Für Atracurium wurde eine verlängerte Anschlagzeit beschrieben.
Vor allem gynäkologische Eingriffe sind mit einer hohen Komplikationsrate verbunden, so dass die Indikation für ein invasives Monitoring großzügig gestellt werden sollte. Das Ausmaß der postoperativen Überwachung richtet sich nach der Größe des Eingriffs und nach dem Lebensalter der Patienten, da ältere Patienten ein signifikant höheres Risiko für
postoperative Komplikationen haben.
Die präoperative Gabe von homologen Erythrozytenkonzentraten bei Sichelzellkrisen senkt den HbS-Anteil am Gesamthämoglobingehalt, erhöht die Sauerstofftransportkapazität und korrigiert eine bestehende
Anämie und
Hypovolämie, ohne eine Hyperviskosität hervorzurufen. Das Risiko für postoperative Schmerzkrisen kann durch Erhöhung des HbA-Anteils mittels präoperativer Transfusion erniedrigt werden. Bei einer Sichelzellkrise mit symptomatischen Komplikationen (akutes Thoraxsyndrom, retinaler Arterienverschluss, septischer Schock, zerebrovaskulärer Insult) ist die Austauschtransfusion indiziert, um den HbS-Anteil rasch unter 30 % zu senken.

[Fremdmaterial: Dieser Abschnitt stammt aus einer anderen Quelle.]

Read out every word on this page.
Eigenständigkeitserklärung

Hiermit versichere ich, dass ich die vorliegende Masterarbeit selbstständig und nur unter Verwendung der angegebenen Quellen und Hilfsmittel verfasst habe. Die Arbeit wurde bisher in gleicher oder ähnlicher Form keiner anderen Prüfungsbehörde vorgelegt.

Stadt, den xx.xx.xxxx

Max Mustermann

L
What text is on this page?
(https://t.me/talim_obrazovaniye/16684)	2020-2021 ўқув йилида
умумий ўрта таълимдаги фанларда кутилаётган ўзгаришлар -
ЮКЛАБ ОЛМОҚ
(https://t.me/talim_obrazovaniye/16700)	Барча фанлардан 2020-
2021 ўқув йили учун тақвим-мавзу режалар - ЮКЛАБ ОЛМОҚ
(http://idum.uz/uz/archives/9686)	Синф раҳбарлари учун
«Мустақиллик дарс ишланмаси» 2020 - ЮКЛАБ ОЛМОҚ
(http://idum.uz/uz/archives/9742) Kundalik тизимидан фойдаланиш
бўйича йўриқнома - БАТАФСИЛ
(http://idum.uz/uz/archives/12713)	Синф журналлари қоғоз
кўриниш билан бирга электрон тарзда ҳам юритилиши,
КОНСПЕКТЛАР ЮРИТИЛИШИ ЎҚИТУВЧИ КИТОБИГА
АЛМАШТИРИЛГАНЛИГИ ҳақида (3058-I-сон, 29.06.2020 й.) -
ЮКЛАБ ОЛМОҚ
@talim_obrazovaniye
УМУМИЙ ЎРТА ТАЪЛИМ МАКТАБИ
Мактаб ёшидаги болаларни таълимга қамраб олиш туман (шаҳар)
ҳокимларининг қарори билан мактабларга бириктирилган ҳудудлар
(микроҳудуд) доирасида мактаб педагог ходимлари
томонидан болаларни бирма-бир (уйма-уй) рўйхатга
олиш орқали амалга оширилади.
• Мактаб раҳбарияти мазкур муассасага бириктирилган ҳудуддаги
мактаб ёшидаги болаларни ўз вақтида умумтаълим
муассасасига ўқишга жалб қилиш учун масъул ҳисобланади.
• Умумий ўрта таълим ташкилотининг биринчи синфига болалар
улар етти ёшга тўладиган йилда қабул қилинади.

Zusammenfassend zeigten sich nach
Regionalanästhesien mehr postoperative Probleme als nach
Allgemeinanästhesien. Einiges spricht deshalb dafür, dass eine Kombination von Regionalanästhesie für die intra- und postoperative Schmerzkontrolle und von Allgemeinnarkose für den chirurgischen Eingriff ein sicheres und geeignetes Verfahren ist.